Woven vs. Nonwoven Interlining: Key Differences
1. Base Material Structure
Woven Interlining: Made by weaving yarns (cotton, polyester, or blends) on a loom → has distinct grain lines (warp/weft).
Nonwoven Interlining: Made by bonding fibers (usually polyester or polypropylene) with heat/chemicals → no grain direction.
2. Performance & Handling
Durability:
Woven: Withstands repeated washing/dry cleaning → ideal for tailored suits or heavy coats.
Nonwoven: Prone to tearing when wet or after frequent laundering → best for short-term/disposable items.
Drape & Flexibility:
Woven: Moves with fabric naturally → preserves garment fluidity (e.g., jacket lapels).

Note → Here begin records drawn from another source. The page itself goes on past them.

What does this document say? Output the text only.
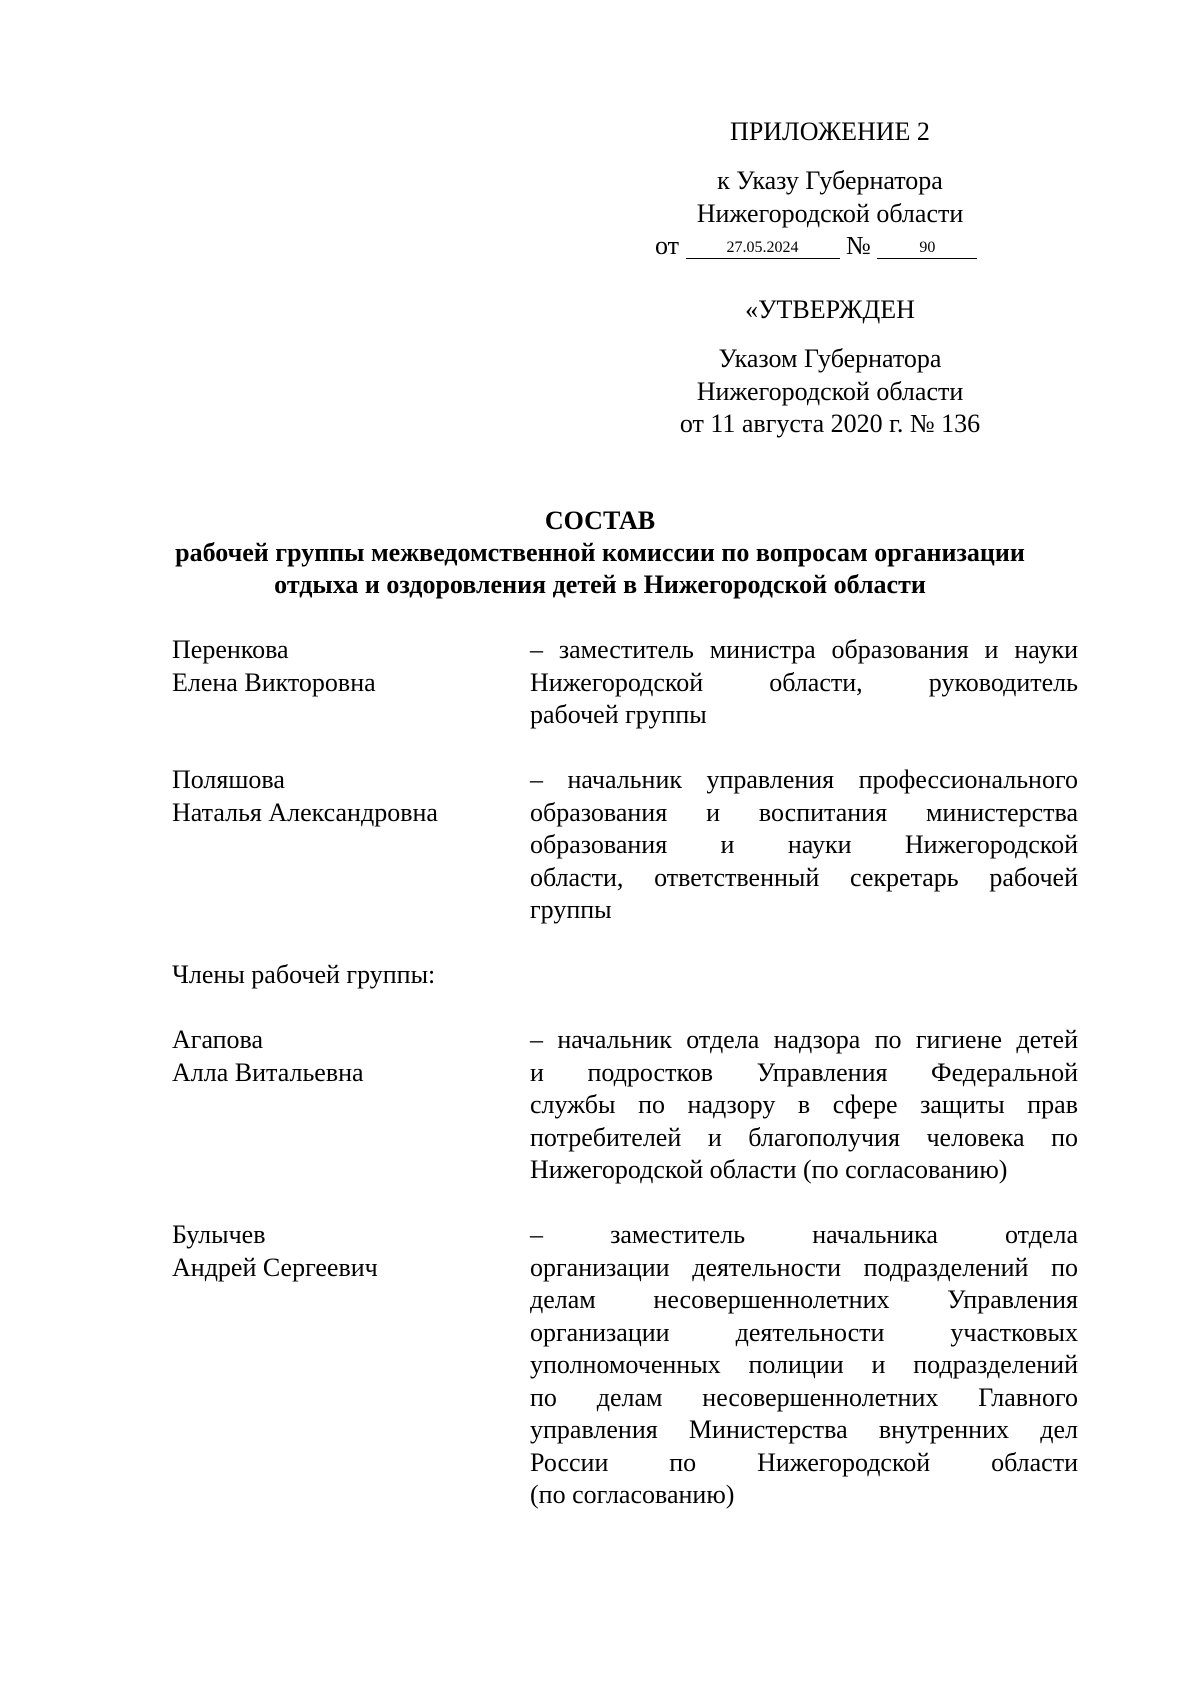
ПРИЛОЖЕНИЕ 2
к Указу Губернатора
Нижегородской области
от	27.05.2024 №	90
«УТВЕРЖДЕН
Указом Губернатора
Нижегородской области
от 11 августа 2020 г. № 136
СОСТАВ
рабочей группы межведомственной комиссии по вопросам организации
отдыха и оздоровления детей в Нижегородской области
Перенкова
Елена Викторовна
– заместитель министра образования и науки
Нижегородской области, руководитель
рабочей группы
Поляшова
Наталья Александровна
– начальник управления профессионального
образования и воспитания министерства
образования и науки Нижегородской
области, ответственный секретарь рабочей
группы
Члены рабочей группы:
Агапова
Алла Витальевна
– начальник отдела надзора по гигиене детей
и подростков Управления Федеральной
службы по надзору в сфере защиты прав
потребителей и благополучия человека по
Нижегородской области (по согласованию)
Булычев
Андрей Сергеевич
– заместитель начальника отдела
организации деятельности подразделений по
делам несовершеннолетних Управления
организации деятельности участковых
уполномоченных полиции и подразделений
по делам несовершеннолетних Главного
управления Министерства внутренних дел
России по Нижегородской области
(по согласованию)
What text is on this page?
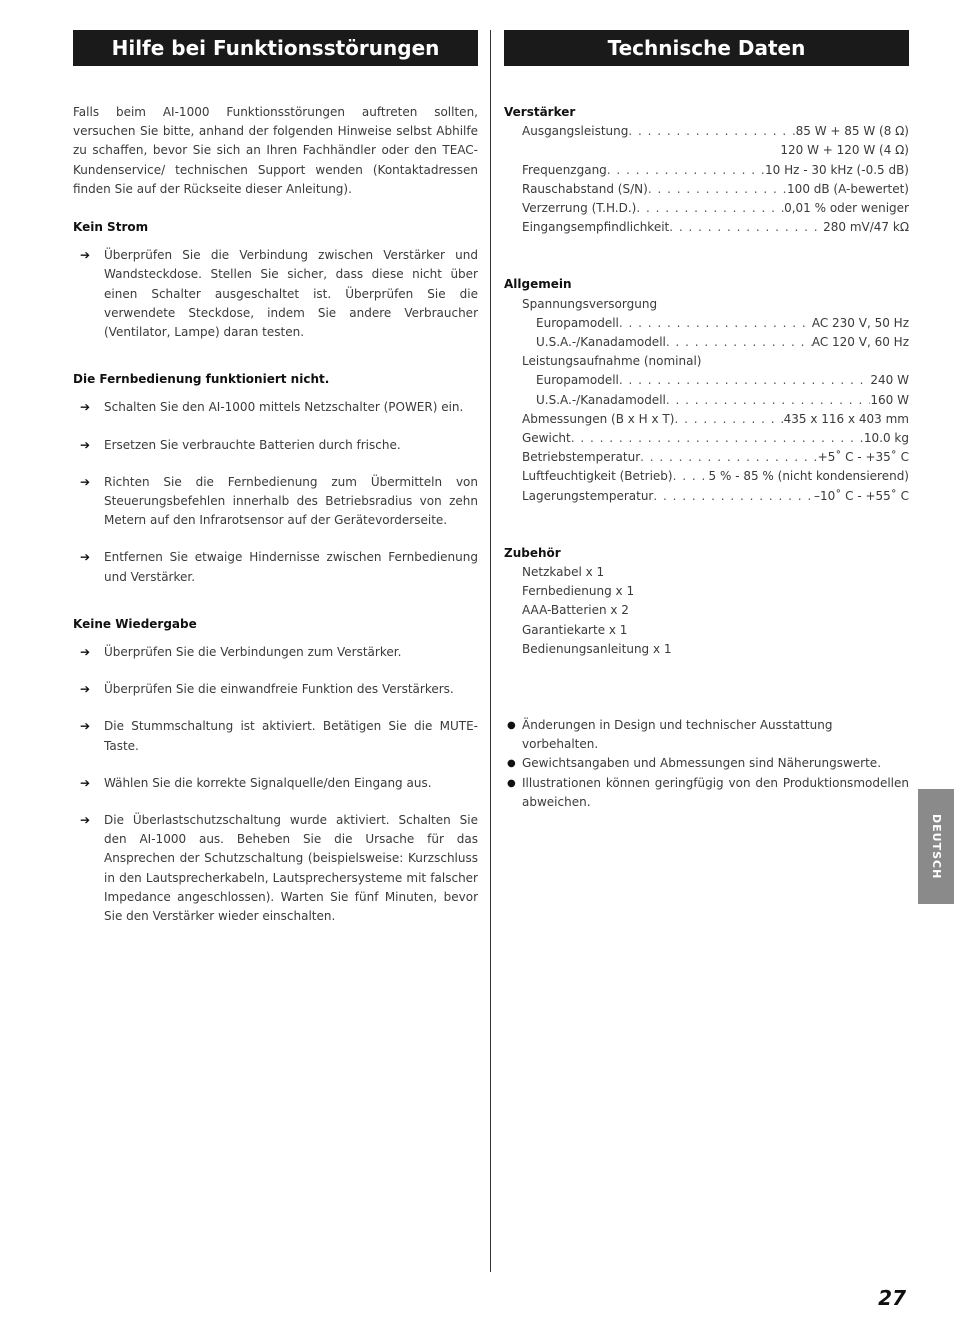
Hilfe bei Funktionsstörungen	Technische Daten

Falls beim AI-1000 Funktionsstörungen auftreten sollten, versuchen Sie bitte, anhand der folgenden Hinweise selbst Abhilfe zu schaffen, bevor Sie sich an Ihren Fachhändler oder den TEAC-Kundenservice/ technischen Support wenden (Kontaktadressen finden Sie auf der Rückseite dieser Anleitung).

Kein Strom

➔ Überprüfen Sie die Verbindung zwischen Verstärker und Wandsteckdose. Stellen Sie sicher, dass diese nicht über einen Schalter ausgeschaltet ist. Überprüfen Sie die verwendete Steckdose, indem Sie andere Verbraucher (Ventilator, Lampe) daran testen.

Die Fernbedienung funktioniert nicht.

➔ Schalten Sie den AI-1000 mittels Netzschalter (POWER) ein.
➔ Ersetzen Sie verbrauchte Batterien durch frische.
➔ Richten Sie die Fernbedienung zum Übermitteln von Steuerungsbefehlen innerhalb des Betriebsradius von zehn Metern auf den Infrarotsensor auf der Gerätevorderseite.
➔ Entfernen Sie etwaige Hindernisse zwischen Fernbedienung und Verstärker.

Keine Wiedergabe

➔ Überprüfen Sie die Verbindungen zum Verstärker.
➔ Überprüfen Sie die einwandfreie Funktion des Verstärkers.
➔ Die Stummschaltung ist aktiviert. Betätigen Sie die MUTE-Taste.
➔ Wählen Sie die korrekte Signalquelle/den Eingang aus.
➔ Die Überlastschutzschaltung wurde aktiviert. Schalten Sie den AI-1000 aus. Beheben Sie die Ursache für das Ansprechen der Schutzschaltung (beispielsweise: Kurzschluss in den Lautsprecherkabeln, Lautsprechersysteme mit falscher Impedance angeschlossen). Warten Sie fünf Minuten, bevor Sie den Verstärker wieder einschalten.

Verstärker

Ausgangsleistung . . .	85 W + 85 W (8 Ω)
120 W + 120 W (4 Ω)
Frequenzgang . . .	10 Hz - 30 kHz (-0.5 dB)
Rauschabstand (S/N) . . .	100 dB (A-bewertet)
Verzerrung (T.H.D.) . . .	0,01 % oder weniger
Eingangsempfindlichkeit . . .	280 mV/47 kΩ

Allgemein

Spannungsversorgung

Europamodell . . .	AC 230 V, 50 Hz
U.S.A.-/Kanadamodell . . .	AC 120 V, 60 Hz

Leistungsaufnahme (nominal)

Europamodell . . .	240 W
U.S.A.-/Kanadamodell . . .	160 W
Abmessungen (B x H x T) . . .	435 x 116 x 403 mm
Gewicht . . .	10.0 kg
Betriebstemperatur . . .	+5˚ C - +35˚ C
Luftfeuchtigkeit (Betrieb) . . .	5 % - 85 % (nicht kondensierend)
Lagerungstemperatur . . .	–10˚ C - +55˚ C

Zubehör

Netzkabel x 1

Fernbedienung x 1

AAA-Batterien x 2

Garantiekarte x 1

Bedienungsanleitung x 1

● Änderungen in Design und technischer Ausstattung vorbehalten.
● Gewichtsangaben und Abmessungen sind Näherungswerte.
● Illustrationen können geringfügig von den Produktionsmodellen abweichen.
DEUTSCH
27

Nonwoven: Stiffens fabric → adds structure but reduces drape (e.g., crisp shirt collars).
3. Application Methods
Cutting & Shaping:
Woven: Must be cut along grain lines → bias cuts for curves; misalignment causes twisting.
Nonwoven: Cut in any direction → faster for complex shapes (e.g., rounded pocket flaps).
Bonding:
Woven: Primarily sew-in (stitched between layers); fusible options exist but risk delamination.
Nonwoven: Mostly fusible (iron-on) → quick but may peel under heat/friction.
4. Cost & Production
Manufacturing:
Woven: Slow, labor-intensive weaving → higher cost.
Nonwoven: Mass-produced in minutes → budget-friendly.
Waste:
Woven: 15-20% fabric waste from cutting.
Nonwoven: Near-zero waste → fibers bonded to shape.
5. Common Use Cases
Scenario | Better Choice | Why |
Business Suit Jacket | Woven | Holds shape after years of wear/dry cleaning |
Fast-Fashion Blouse | Nonwoven | Low cost; adequate for 1-2 seasons |
Quilted Tote Bag | Nonwoven (ultra-stiff) | Creates rigid structure without bulk |
Silk Scarf Hem | Woven (lightweight) | Prevents fraying without stiffening |
6. Limitations
Woven Interlining:
Not for stretch fabrics (lacks elasticity).
Grain-matching errors distort garments.
Nonwoven Interlining:
Weakens when wet → avoid for swimwear/activewear.
Heat-damages delicate fabrics (lace, faux leather).